About 60 people logged into the virtual Public Meeting about the proposed zoning change which would see an area deemed a significant woodlot by the county turned into 74 housing lots in the trees.
And that has a lot of neighbours, both in the subdivision and on the surrounding farms upset.
Petrolia’s planner, Rob Nesbitt told town councillors the plan of subdivision for Countryview Estates was approved in 2007. The developer at the time planned to build into the 25-acre woodlot. That plan got council’s stamp of approval Nesbitt says. At the time it wasn’t designated as a significant woodland.
But both the county and the town now recognize and zone the space as a significant woodlot. The current developer, Bob Leaper, has been working with the St. Clair Region Conservation Authority, the County of Lambton and the Ministry of the Environment for months to come up with a plan to remove 17 acres of trees and leave seven acres in five strips of trees about 61 feet wide at the back of each of the new developed lots. There would also be a 120 foot wide strip of trees at the center of the development Nesbitt says.
Leaper has also completed a species at risk study and the Ministry of the Environment determined “the project will likely not contravene the species protection or habitat protection portion of the Endangered Species Act,” Nesbitt said Monday.
That coupled with the approval of the draft plan of subdivision in 2007 means the housing should be built, says Nesbitt. “Therefore, the preservation of the entire woodlot is not possible.”

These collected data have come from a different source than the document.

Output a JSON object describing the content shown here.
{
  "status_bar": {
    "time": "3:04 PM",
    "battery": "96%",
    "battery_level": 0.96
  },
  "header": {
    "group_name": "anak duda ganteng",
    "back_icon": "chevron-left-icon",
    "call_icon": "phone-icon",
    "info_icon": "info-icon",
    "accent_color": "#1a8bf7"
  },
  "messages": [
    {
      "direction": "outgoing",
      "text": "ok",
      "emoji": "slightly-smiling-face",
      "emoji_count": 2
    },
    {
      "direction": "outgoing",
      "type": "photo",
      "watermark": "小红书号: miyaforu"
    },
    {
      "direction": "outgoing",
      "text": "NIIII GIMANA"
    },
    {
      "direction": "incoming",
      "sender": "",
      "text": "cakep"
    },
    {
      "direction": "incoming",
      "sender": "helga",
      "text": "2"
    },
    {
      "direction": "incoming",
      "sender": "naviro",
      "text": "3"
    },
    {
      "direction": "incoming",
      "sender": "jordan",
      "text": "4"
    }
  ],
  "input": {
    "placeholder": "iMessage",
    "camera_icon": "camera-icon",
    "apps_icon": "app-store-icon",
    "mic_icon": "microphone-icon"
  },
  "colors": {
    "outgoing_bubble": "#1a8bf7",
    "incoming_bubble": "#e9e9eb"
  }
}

But neighbours disagree. And one says he will take legal action to stop the development.
Bryce Moor has lived in Countryview Estates since 2002. He says the woodlot was one of the reasons he and his wife chose to buy their home.
Now, he’s concerned its about to be altered forever.
Moor pointed out the significant woodlot is a Carolinian woodlot.
“They also make for good marketing for the town that wants to promote itself as green,” he says.
“I don’t know of many other towns in the province of Ontario that can say that.”
Moor was also concerned about maintaining what was left of the woodlot if it is subdivided.
“If you turn it around and rely on people who buy lots and have a strip of the Carolinian forest to maintain it, I would question the long-term viability in that because once it is going to be behind the fence, potentially you have no more control over it,” says Moor.
He urged council to see the value of the woodlot to the community.
“When you have something in your backyard, you only have it once… if you take 25 acres down to a few rows of trees, basically it’s gone for good, and the opportunity that you have here with council to assess what to do with it, will be gone.”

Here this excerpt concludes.